It started quietly just messages exchanged in the stillness of night, when the world slowed down and conversations felt a little more honest. He was that corporate guy from my workspace, the one I never thought I’d actually *feel* something for. But somehow, between his nights and my day shifts, we found a rhythm.
Then we met.
At first, it was simple coffee, casual smiles, that soft curiosity of two people figuring each other out. One meeting turned into another, then drinks… again and again, until it became our thing. Laughter that felt effortless, a kind of ease I hadn’t known in a while
In our next meet we hugged, Not the kind you give casually. This one lingered. Ten minutes, maybe more. It wasn’t about time, though. It was about how safe it felt, how naturally I fit there, like something inside me had finally exhaled
By then, I knew what I wanted
I told myself I needed courage, so I let the drinks blur my hesitation. When he pulled me in for another hug, I smiled and made up some excuse about the gear box being in the way. “Can I just sit properly?” I asked, already moving closer before he could answer, And then I was there on his seat, close enough to feel his breath.
We were hugging, but it shifted. That silence. That charged, quiet pause where everything speaks without words. I pulled back just enough to look at him. Our eyes met, and I swear it was like we both already knew.
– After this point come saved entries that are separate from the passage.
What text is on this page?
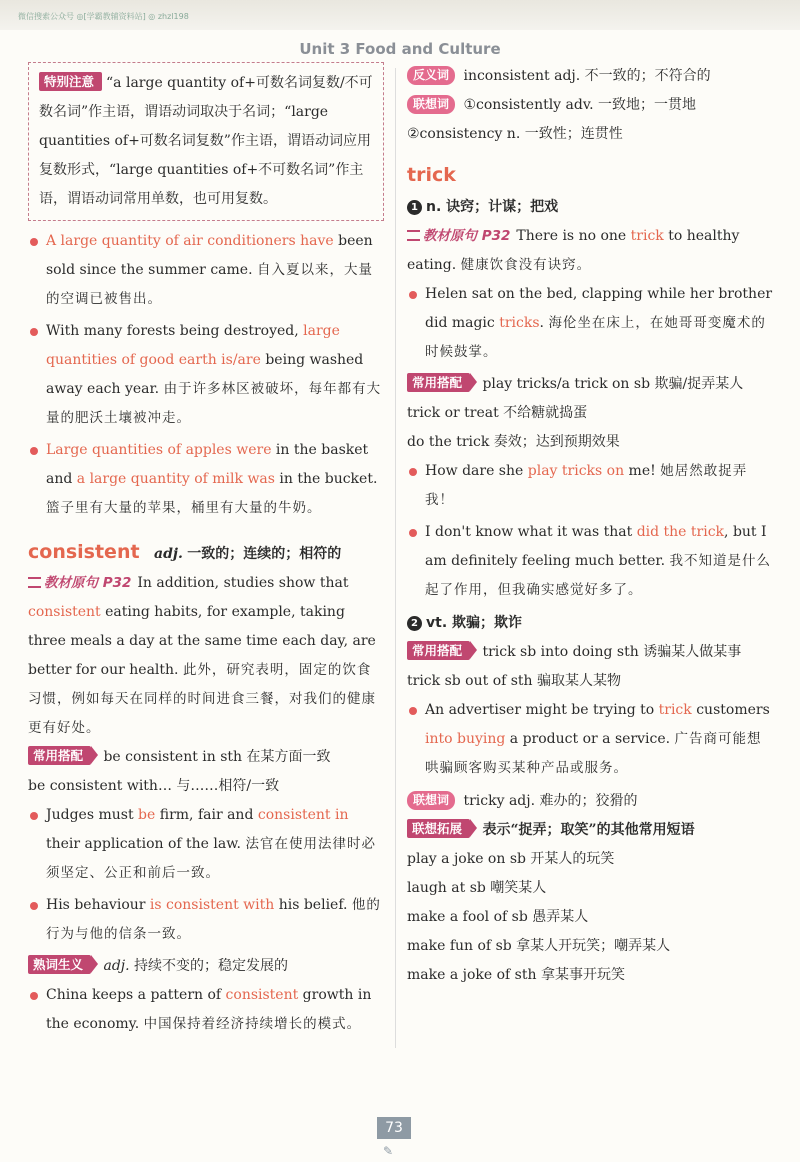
微信搜索公众号 ◎[学霸教辅资料站] ◎ zhzl198
Unit 3 Food and Culture
特别注意 “a large quantity of+可数名词复数/不可数名词”作主语，谓语动词取决于名词；“large quantities of+可数名词复数”作主语，谓语动词应用复数形式，“large quantities of+不可数名词”作主语，谓语动词常用单数，也可用复数。
A large quantity of air conditioners have been sold since the summer came. 自入夏以来，大量的空调已被售出。
With many forests being destroyed, large quantities of good earth is/are being washed away each year. 由于许多林区被破坏，每年都有大量的肥沃土壤被冲走。
Large quantities of apples were in the basket and a large quantity of milk was in the bucket. 篮子里有大量的苹果，桶里有大量的牛奶。
consistent adj. 一致的；连续的；相符的
教材原句 P32 In addition, studies show that consistent eating habits, for example, taking three meals a day at the same time each day, are better for our health. 此外，研究表明，固定的饮食习惯，例如每天在同样的时间进食三餐，对我们的健康更有好处。
常用搭配 be consistent in sth 在某方面一致
be consistent with… 与……相符/一致
Judges must be firm, fair and consistent in their application of the law. 法官在使用法律时必须坚定、公正和前后一致。
His behaviour is consistent with his belief. 他的行为与他的信条一致。
熟词生义 adj. 持续不变的；稳定发展的
China keeps a pattern of consistent growth in the economy. 中国保持着经济持续增长的模式。
反义词 inconsistent adj. 不一致的；不符合的
联想词 ①consistently adv. 一致地；一贯地
②consistency n. 一致性；连贯性
trick
1 n. 诀窍；计谋；把戏
教材原句 P32 There is no one trick to healthy eating. 健康饮食没有诀窍。
Helen sat on the bed, clapping while her brother did magic tricks. 海伦坐在床上，在她哥哥变魔术的时候鼓掌。
常用搭配 play tricks/a trick on sb 欺骗/捉弄某人
trick or treat 不给糖就捣蛋
do the trick 奏效；达到预期效果
How dare she play tricks on me! 她居然敢捉弄我！
I don't know what it was that did the trick, but I am definitely feeling much better. 我不知道是什么起了作用，但我确实感觉好多了。
2 vt. 欺骗；欺诈
常用搭配 trick sb into doing sth 诱骗某人做某事
trick sb out of sth 骗取某人某物
An advertiser might be trying to trick customers into buying a product or a service. 广告商可能想哄骗顾客购买某种产品或服务。
联想词 tricky adj. 难办的；狡猾的
联想拓展 表示“捉弄；取笑”的其他常用短语
play a joke on sb 开某人的玩笑
laugh at sb 嘲笑某人
make a fool of sb 愚弄某人
make fun of sb 拿某人开玩笑；嘲弄某人
make a joke of sth 拿某事开玩笑
73
✎
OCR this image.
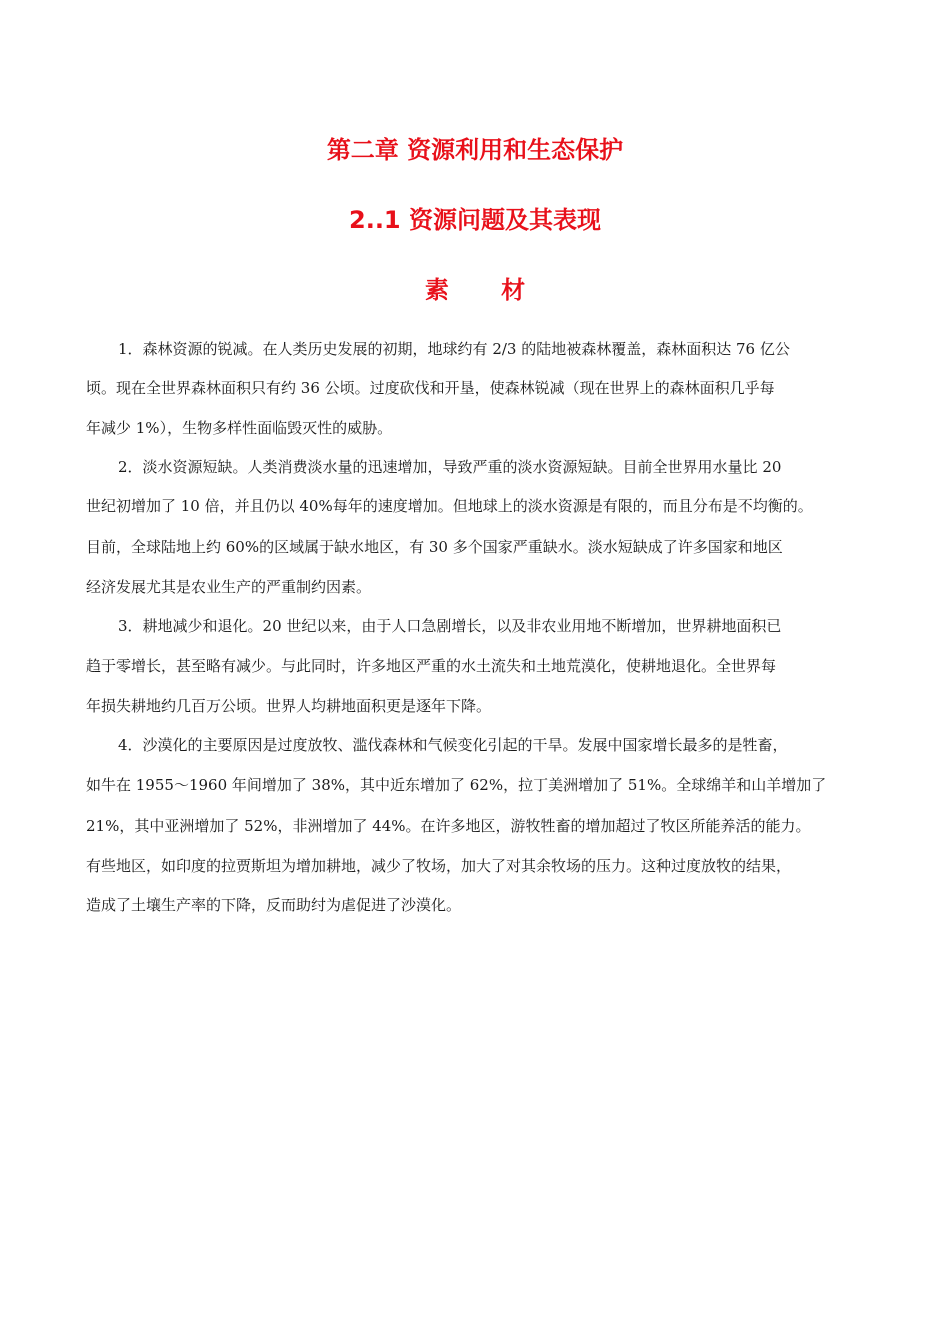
第二章 资源利用和生态保护
2..1 资源问题及其表现
素 材
1．森林资源的锐减。在人类历史发展的初期，地球约有 2/3 的陆地被森林覆盖，森林面积达 76 亿公
顷。现在全世界森林面积只有约 36 公顷。过度砍伐和开垦，使森林锐减（现在世界上的森林面积几乎每
年减少 1%），生物多样性面临毁灭性的威胁。
2．淡水资源短缺。人类消费淡水量的迅速增加，导致严重的淡水资源短缺。目前全世界用水量比 20
世纪初增加了 10 倍，并且仍以 40%每年的速度增加。但地球上的淡水资源是有限的，而且分布是不均衡的。
目前，全球陆地上约 60%的区域属于缺水地区，有 30 多个国家严重缺水。淡水短缺成了许多国家和地区
经济发展尤其是农业生产的严重制约因素。
3．耕地减少和退化。20 世纪以来，由于人口急剧增长，以及非农业用地不断增加，世界耕地面积已
趋于零增长，甚至略有减少。与此同时，许多地区严重的水土流失和土地荒漠化，使耕地退化。全世界每
年损失耕地约几百万公顷。世界人均耕地面积更是逐年下降。
4．沙漠化的主要原因是过度放牧、滥伐森林和气候变化引起的干旱。发展中国家增长最多的是牲畜，
如牛在 1955～1960 年间增加了 38%，其中近东增加了 62%，拉丁美洲增加了 51%。全球绵羊和山羊增加了
21%，其中亚洲增加了 52%，非洲增加了 44%。在许多地区，游牧牲畜的增加超过了牧区所能养活的能力。
有些地区，如印度的拉贾斯坦为增加耕地，减少了牧场，加大了对其余牧场的压力。这种过度放牧的结果，
造成了土壤生产率的下降，反而助纣为虐促进了沙漠化。
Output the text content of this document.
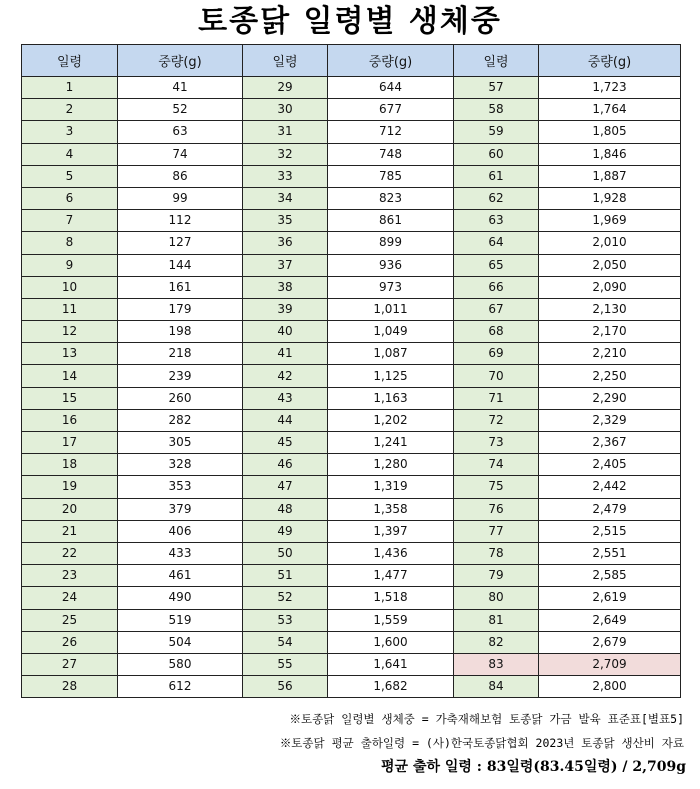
토종닭 일령별 생체중
일령	중량(g)	일령	중량(g)	일령	중량(g)
1	41	29	644	57	1,723
2	52	30	677	58	1,764
3	63	31	712	59	1,805
4	74	32	748	60	1,846
5	86	33	785	61	1,887
6	99	34	823	62	1,928
7	112	35	861	63	1,969
8	127	36	899	64	2,010
9	144	37	936	65	2,050
10	161	38	973	66	2,090
11	179	39	1,011	67	2,130
12	198	40	1,049	68	2,170
13	218	41	1,087	69	2,210
14	239	42	1,125	70	2,250
15	260	43	1,163	71	2,290
16	282	44	1,202	72	2,329
17	305	45	1,241	73	2,367
18	328	46	1,280	74	2,405
19	353	47	1,319	75	2,442
20	379	48	1,358	76	2,479
21	406	49	1,397	77	2,515
22	433	50	1,436	78	2,551
23	461	51	1,477	79	2,585
24	490	52	1,518	80	2,619
25	519	53	1,559	81	2,649
26	504	54	1,600	82	2,679
27	580	55	1,641	83	2,709
28	612	56	1,682	84	2,800
※토종닭 일령별 생체중 = 가축재해보험 토종닭 가금 발육 표준표[별표5]
※토종닭 평균 출하일령 = (사)한국토종닭협회 2023년 토종닭 생산비 자료
평균 출하 일령 : 83일령(83.45일령) / 2,709g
I smiled, barely breathing I paused, just for a second. “Can I kiss you?”
Consent mattered. But so did that moment.
And when he said yes,it happened.
Slow at first. Then deeper. Warmer. Hungrier in a way I hadn’t expected. It wasn’t rushed, it wasn’t awkward. It was… right. His lips, the way he held me it stayed. I don’t even remember how long it lasted, only how it felt. Like something I’d been missing without knowing.
After that, everything changed.
At least for me.
I found myself thinking about him more than I should. Missing him in quiet moments. Craving his presence… and his lips. It wasn’t just attraction anymore it had weight.
I’d look at him and tell him, almost every time, “You’re so handsome… so gorgeous.” Not because it sounded nice but because, in my eyes, in my world he was💋
The way his eyes softened when he looked at me, the way his smile felt like it was meant only for me.
We couldn’t always meet openly, so we found our own quiet corners. A little cabin café became ours a place where time slowed down and the world stayed outside. We’d sit close, talk in low voices, steal moments that felt too personal to exist anywhere else. Every touch felt intentional, every glance heavy with meaning.
And then came the day that stayed with me the most.
Our recent meet… where we went slightly a bit more intensed!!
I took off my top.. so he could explore my bare skin!! Feel my heart from outside!! Suck my tits and make me moan just for him. He’s soft lips touched my nipples and I forgot to breathe. Gradually his lips and tongue made there way out to my collor bones, my neck nibbling around my ears.. oh my fucking god!! He is just so good. And then he grabbed my legs and made me lie down… swirling his tongue around my tummy and trying to get in. But I stopped I wanted to take charge now. I love his neck… its just Sooo tempting to bite around it! Lick his ear lobes… ufff just love how he gets into the moment. Then we kissed again with more passion and this time I rubbed him from his pants. He was rock hard! Just about to explode… Didnot want that to go wasted so I holded it…. Damn he is… speechless!!
I was really shy to go down on him!!! But then he said with his cute smile and handsome face, its alright if you don’t want too!! I couldn’t fucking resist it and I just sat down and took the monster in… I am not exaggerating but thats the best dick I have ever tasted!!! I loved going in and out with my lips… Had goog gags in between but enjoyed it to the core…. And then it was his turn but I was shy again… but he slipped his fingers inside my pussy and woah!!! The gameplay he had made me sit on him the next moment.
And thats when I found myself swaying on him…
The time was limited but the energy was intensified and bursting… but then hunger came in and we had to stop mid way…!!
We ordered food, just casually, like any other time. But when it arrived, he did something so small… and yet, it meant everything. He took the first bite of every single thing we ordered and gave it to me. Every time.
And before I could even process it, he’d lean in and kiss me.
Again and again.
It wasn’t about the food. It wasn’t about the gesture itself. It was the way he made me feel seen… chosen… like I mattered in that quiet, unspoken way no one had ever shown me before.
I remember sitting there, looking at him, feeling this strange calm settle inside me. No overthinking, no doubts just him, in that moment, being exactly what I didn’t even know I needed.
And maybe that’s what made it so dangerous.
Because somewhere between those kisses, those stolen moments, and those soft, unexpected gestures… and the incomplete SeX
I realized I wasn’t just enjoying him anymore.